6.     Prier en temps opportun. Si nous ne recevons pas, ne nous décourageons pas aussitôt. Ce sera donné au moment convenable pour accroître notre désir : « Les yeux sur toi, tous, ils espèrent : tu leur donnes la nourriture au temps voulu » (Ps 144/145, 15).

7.     Prier pour soi. Parfois, on n’est pas exaucé pour d’autres car leur manque de mérite fait obstacle : « Toi, n’intercède pas en faveur de ce peuple, n’élève pour eux ni supplication, ni prière, n’insiste pas auprès de moi : je ne t’écouterai pas ! » (Jr 7, 16).

 

 

III)         Leur marge de progression

a)    Leur défaillance passée

 

« Jusqu’à présent vous n’avez rien demandé en mon nom ». Certes les apôtres demandèrent pourtant des choses en son nom comme d’exorciser. Mais ils s’étaient limités à des choses plus temporelles comme les guérisons corporelles, la libération d’Israël du joug romain. Ce qui n’est rien comparé à ce qu’ils allaient faire par la prière. Ils n’avaient pas encore reçu l’Esprit d’adoption, par lequel ils aspireraient aux réalités spirituelles et célestes, les choses d’en-haut (quæ sursum sunt).
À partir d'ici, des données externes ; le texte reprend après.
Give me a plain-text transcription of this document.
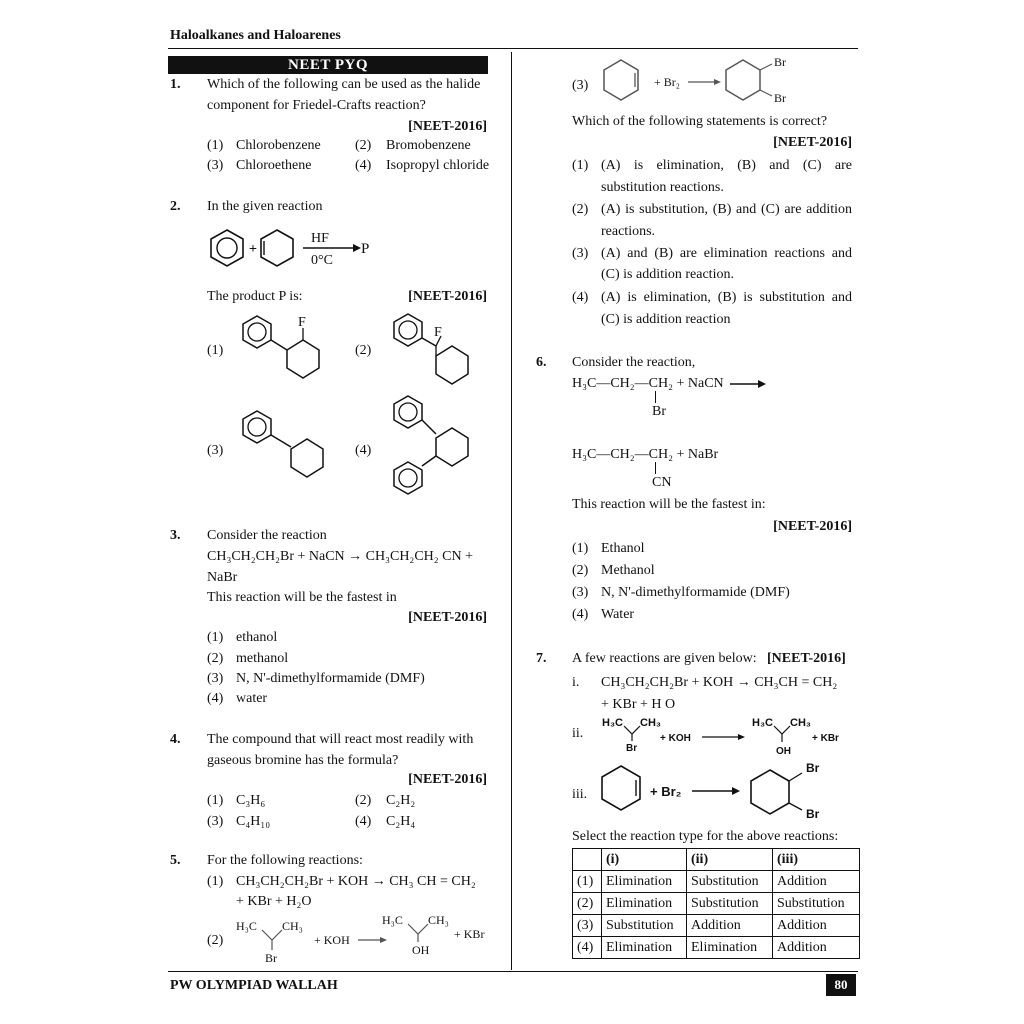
Haloalkanes and Haloarenes
NEET PYQ
1. Which of the following can be used as the halide
component for Friedel-Crafts reaction?
[NEET-2016]
(1) Chlorobenzene (2) Bromobenzene
(3) Chloroethene	(4) Isopropyl chloride
2. In the given reaction
+
HF
0°C
P
The product P is:	[NEET-2016]
(1)
F
(2)
F
(3)	(4)
3. Consider the reaction
CH₃CH₂CH₂Br + NaCN → CH₃CH₂CH₂ CN +
NaBr
This reaction will be the fastest in
[NEET-2016]
(1) ethanol
(2) methanol
(3) N, N'-dimethylformamide (DMF)
(4) water
4. The compound that will react most readily with
gaseous bromine has the formula?
[NEET-2016]
(1) C₃H₆	(2) C₂H₂
(3) C₄H₁₀	(4) C₂H₄
5. For the following reactions:
(1) CH₃CH₂CH₂Br + KOH → CH₃ CH = CH₂
+ KBr + H₂O
(2)
H₃C CH₃
Br
+ KOH
H₃C CH₃
OH
+ KBr
(3)	+ Br₂
Br
Br
Which of the following statements is correct?
[NEET-2016]
(1) (A) is elimination, (B) and (C) are
substitution reactions.
(2) (A) is substitution, (B) and (C) are addition
reactions.
(3) (A) and (B) are elimination reactions and
(C) is addition reaction.
(4) (A) is elimination, (B) is substitution and
(C) is addition reaction
6. Consider the reaction,
H₃C—CH₂—CH₂ + NaCN
Br
H₃C—CH₂—CH₂ + NaBr
CN
This reaction will be the fastest in:
[NEET-2016]
(1) Ethanol
(2) Methanol
(3) N, N'-dimethylformamide (DMF)
(4) Water
7. A few reactions are given below: [NEET-2016]
i. CH₃CH₂CH₂Br + KOH → CH₃CH = CH₂
+ KBr + H O
ii.
H₃C CH₃
Br
+ KOH
H₃C CH₃
OH
+ KBr
iii.	+ Br₂
Br
Br
Select the reaction type for the above reactions:
	(i)	(ii)	(iii)
(1)	Elimination	Substitution	Addition
(2)	Elimination	Substitution	Substitution
(3)	Substitution	Addition	Addition
(4)	Elimination	Elimination	Addition
PW OLYMPIAD WALLAH	80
Ils ne demandaient pas au Père au nom du Fils n’ayant pas une parfaite connaissance du nom du Christ.

 

b)    Oser demander

 

Jésus exhorte à progresser, à demander : « Demandez, on vous donnera » (Mt 7, 7) pour qu’ils soient dans la joie complète, comme lorsqu’ils revinrent de leur première mission accomplie avec fruit : « Les soixante-douze disciples revinrent tout joyeux, en disant : ‘Seigneur, même les démons nous sont soumis en ton nom’ » (Lc 10, 17). La joie est soit la fin de l’exaucement, soit son objet : il faut aussi demandez que votre joie soit parfaite.

 

Le désir est ce mouvement de l’appétit vers le bien. La joie est son repos dans ce bien. L’homme joyeux se repose dans le bien désormais possédé, vers lequel se portait son désir. Sa joie est proportionnée au bien possédé. Un bien créé ne peut donner une joie, un repos pléniers : « Tu nous as faits pour toi, Seigneur, et notre cœur est sans repos tant qu’il ne demeure en toi » (Les Confessions, I, 1, 1). La vraie joie est Dieu, bien suprême dans lequel existent tous les biens désirables. Autrement dit, nous devons demander de jouir de Dieu et de la Trinité car il n’y a rien de plus grand. Telle est la vocation humaine.